In a statement this afternoon, O’Brien welcomed the bill’s approval and said it is “delivering on the Programme for Government commitment to put affordability at the heart of the housing system and to prioritise the increased supply of affordable homes”.

Pushback

Social Democrats housing spokesperson Cian O’Callaghan criticised the government for being “more interested in providing a subsidy to developers than making homes genuinely affordable”.

After the bill’s approval, O’Callaghan said that “the Government is living on another planet if it thinks €450,000 for a home in Dublin – and €400,000 in Cork and Galway – is affordable. It simply is not.”

“These inflated price caps will mean that so-called affordable homes will be out of reach for most people. The decision to introduce the ‘shared equity’ scheme, and the inclusion of these expensive homes, is more about providing subsidies for developers than homes that are genuinely affordable,” the TD said.

“There is another way. The Government could build houses on state-owned land and sell or rent these at cost. These would be truly affordable homes.”

Labour housing spokesperson Senator Rebecca Moynihan said the bill “won’t deliver the affordable housing we need”.

Moynihan said that the government has “chosen to abandon cost rental, opting instead for a profit model and a shared equity scheme that expert commentators, such as the ESRI and Central Bank, have said is a demand side measure”.

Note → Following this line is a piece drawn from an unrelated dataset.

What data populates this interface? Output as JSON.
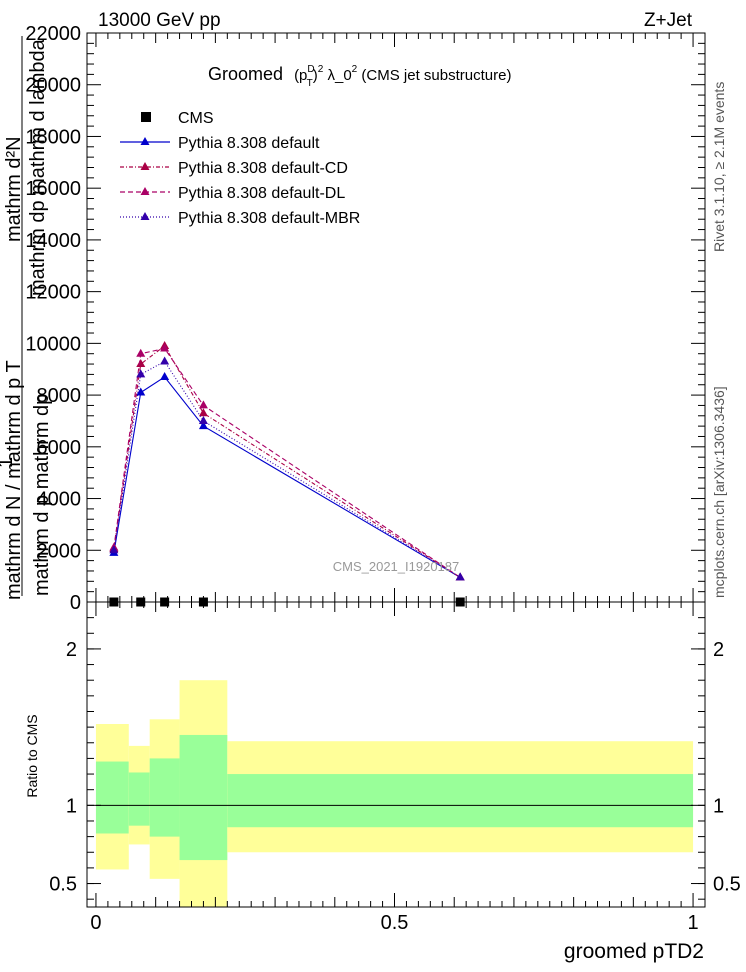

“This will increase house prices rather than represent a step change in our approach to housing, making it genuinely affordable for ordinary people,” she said.

“We also learned last week that the much trumpeted cost rental scheme won’t be tied to affordability but will be for-profit for investors. The whole purpose of an affordable rental model is to target lower-income renters, protecting them and ensuring they have a roof over their head in a crazy rental market,” the senator said.

“During the course of the pre-legislative scrutiny of the Affordable Housing Bill, the outside agencies we consulted concluded that affordability was the critical issue and that the generally agreed definition of ‘affordability’ equates to one third of a person’s net income.”

On RTÉ One’s Prime Time, Sinn Fein housing spokesperson Eoin Ó Bróin expressed similar disappointments with the bill, saying that it gives too much priority to developers over buyers.

Ó Bróin said the country needs “major direct public investment” and for at least 8,000 more homes to be provided each year.

Later in the evening, Sinn Féin TD Mairéad Farrell, speaking on the Late Debate on RTÉ Radio One, said the bill was a “gift to developers”.

Farrell said the ‘affordable’ rates are “nothing in terms of affordability” and that it “simply isn’t affordable for people”.

Orla Hegarty, Assistant Professor at UCD, said the government should be defining affordability in relation to what people earn and then providing housing at that level.